(649d) HSP70 Inhibition Synergistically Enhances the Effects of Magnetic Fluid Hyperthermia

Introduction: Ovarian cancer is a deadly gynecological disease. Hyperthermia has been investigated as a potential treatment for cancerous tumors. However, its localized application still remains a challenge. Magnetic fluid hyperthermia (MFH) may be an alternative to surpass such challenge. Several cellular and molecular aspects of MFH have been previously elucidated, but there is still a need to further understand the implications of MFH at the cellular level and how this information could be employed to further enhance the effects of MFH. Therefore, this work focused on the examination of gene expression after MFH treatment and using such information to find target genes that when silenced or inhibited could produce an enhanced therapeutic outcome after MFH.

Materials and Methods: Ovarian cancer cell lines HeyA8, A2780 cp20 and SKOV3 were employed. Microarray analysis was performed in HeyA8 cells exposed to MFH for 30 min at 43°C. From the microarray results, PCR was performed to confirm HSPA6 and HSPA7 expression. HSPA6 gene was knocked down using Lipofectamine RNAiMax to observed MFH outcome. Cells were transfected with HSPA6 and control siRNA. MFH was applied after transfection and cells were counted after 48 hours. 2-phenylethynesulfonamide (PES), a HSP70 inhibitor, was studied with MFH. PES cytotoxicity was evaluated in 96 wells using the EUZ4 assay. For MFH, cells were incubated with the drug 2.5 hours prior to MFH for 30 min at 41 or 43 °C. Cells were tallied after 48 hours. Combination index was calculated with the model of Chou-Talay with the CompuSyn software(Chou 2006) . A subcutaneous HeyA8 tumor model was generated in athymic nude mice. HSPA6 siRNA and control siRNA were injected and mice were exposed to MFH for 30 min at a magnetic field of 62 kA/m.

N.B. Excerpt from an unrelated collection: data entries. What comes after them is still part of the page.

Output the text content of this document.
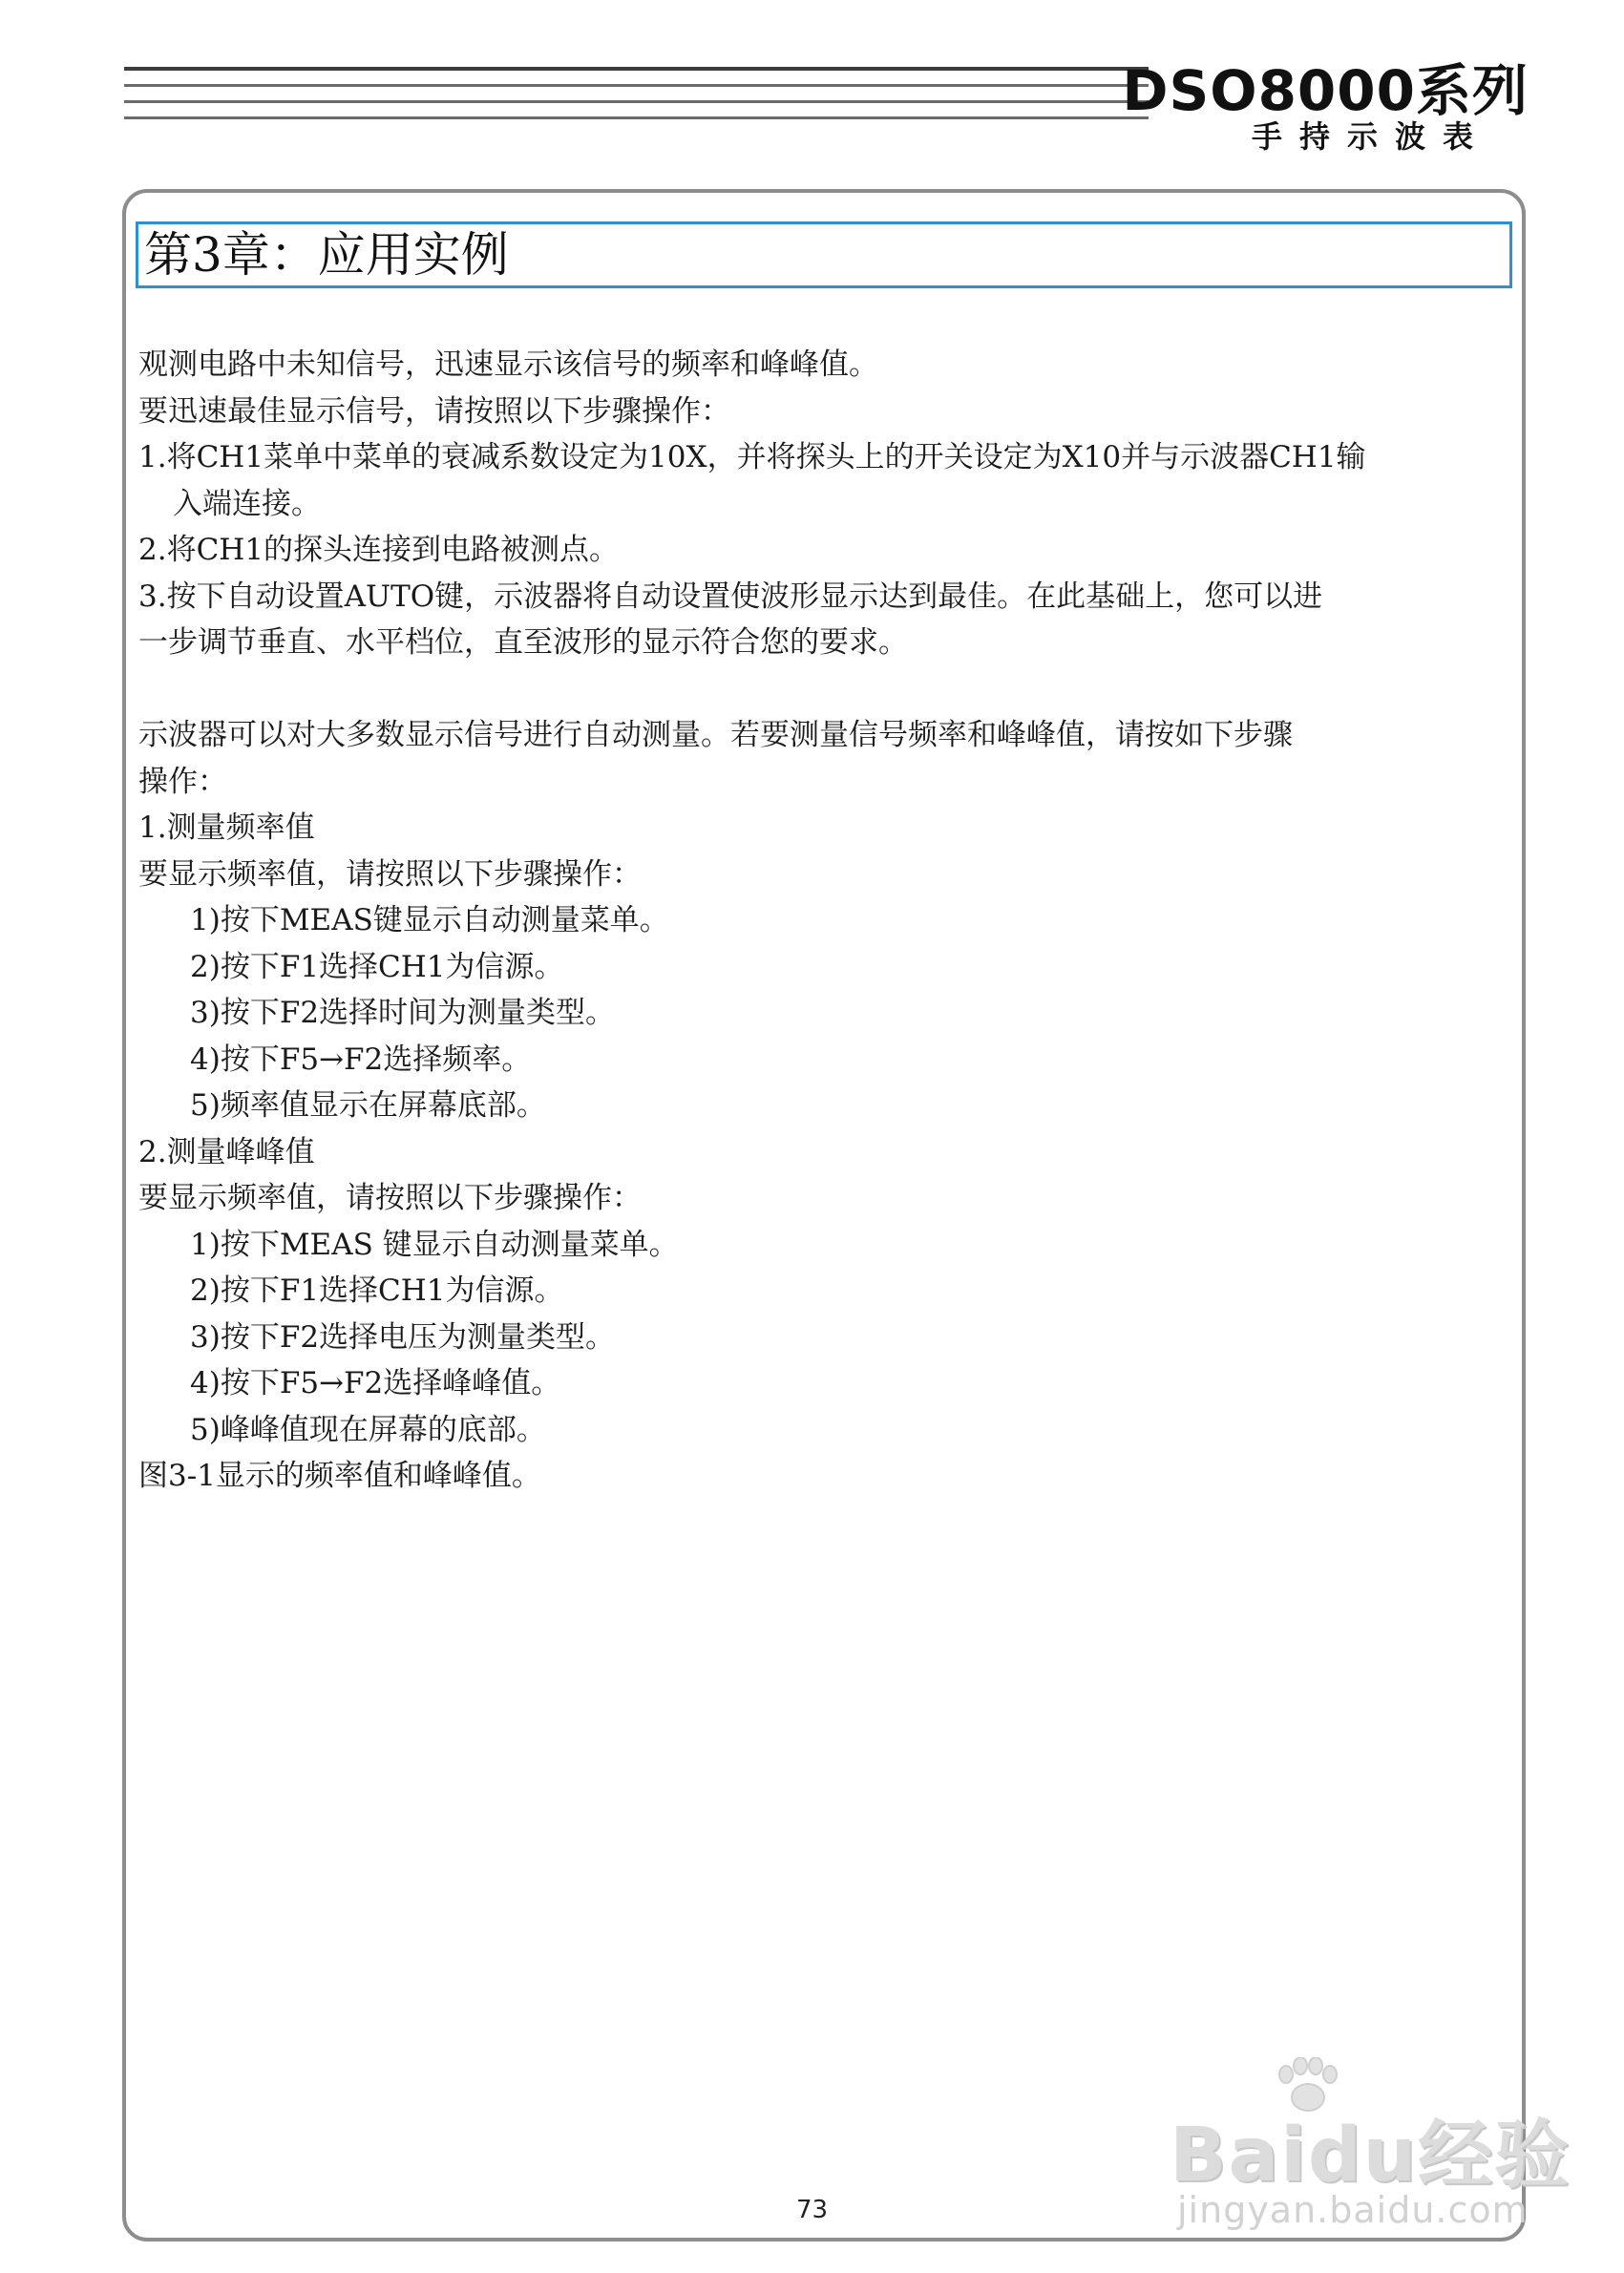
DSO8000系列
手持示波表
第3章：应用实例

观测电路中未知信号，迅速显示该信号的频率和峰峰值。

要迅速最佳显示信号，请按照以下步骤操作：

1.将CH1菜单中菜单的衰减系数设定为10X，并将探头上的开关设定为X10并与示波器CH1输

入端连接。

2.将CH1的探头连接到电路被测点。

3.按下自动设置AUTO键，示波器将自动设置使波形显示达到最佳。在此基础上，您可以进

一步调节垂直、水平档位，直至波形的显示符合您的要求。

示波器可以对大多数显示信号进行自动测量。若要测量信号频率和峰峰值，请按如下步骤

操作：

1.测量频率值

要显示频率值，请按照以下步骤操作：

1)按下MEAS键显示自动测量菜单。

2)按下F1选择CH1为信源。

3)按下F2选择时间为测量类型。

4)按下F5→F2选择频率。

5)频率值显示在屏幕底部。

2.测量峰峰值

要显示频率值，请按照以下步骤操作：

1)按下MEAS 键显示自动测量菜单。

2)按下F1选择CH1为信源。

3)按下F2选择电压为测量类型。

4)按下F5→F2选择峰峰值。

5)峰峰值现在屏幕的底部。

图3-1显示的频率值和峰峰值。

73
Baidu经验
jingyan.baidu.com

Results and Discussion: Analysis revealed that heat shock protein genes, including HSPA6, were upregulated when MFH was applied at 43°C for 30 min. HSPA6 encodes the heat shock protein HSP70. HSP70 gene expression was confirmed by PCR in HeyA8 and A2780cp20 cell lines at 39, 41 and 43°C. The highest expression was observed at 1 hour after treatment. Results indicated that the effect of HSP70 inhibition in ovarian cancer cell lines during MFH could be a potential target for combined therapy. First, si-RNA inhibition of HSPA6 gene was achieved in vitro and a decrease in cell viability was observed when cells were exposed to MFH. An alternative avenue of inhibition was examined by using a small HSP70 inhibitor known as PES. An improvement in MFH efficacy was observed in various cell lines (A2780cp20, SKOV3 and HeyA8). Combination index was calculated reporting a synergistic effect. In vivo efficacy experiments were also performed in Nu/Nu mice with a HeyA8 subcutaneous tumor model. A reduction in tumor growth rate was observed in treatments with MFH and HSPA6 siRNA delivery. HSP70 inhibition appeared to be a promising target to enhance MFH therapeutic outcome.

Conclusions: HSP70 genes are upregulated when MFH is applied to ovarian cancer cells. HSP70 plays an important role in the cell and it is induced when cells are exposed to stress. HSP70 inhibition at the gene and protein level improved MFH treatment. PES showed a moderate synergistic effect with ovarian cancer cell lines. HSP70 inhibition is a promising target to improve MFH.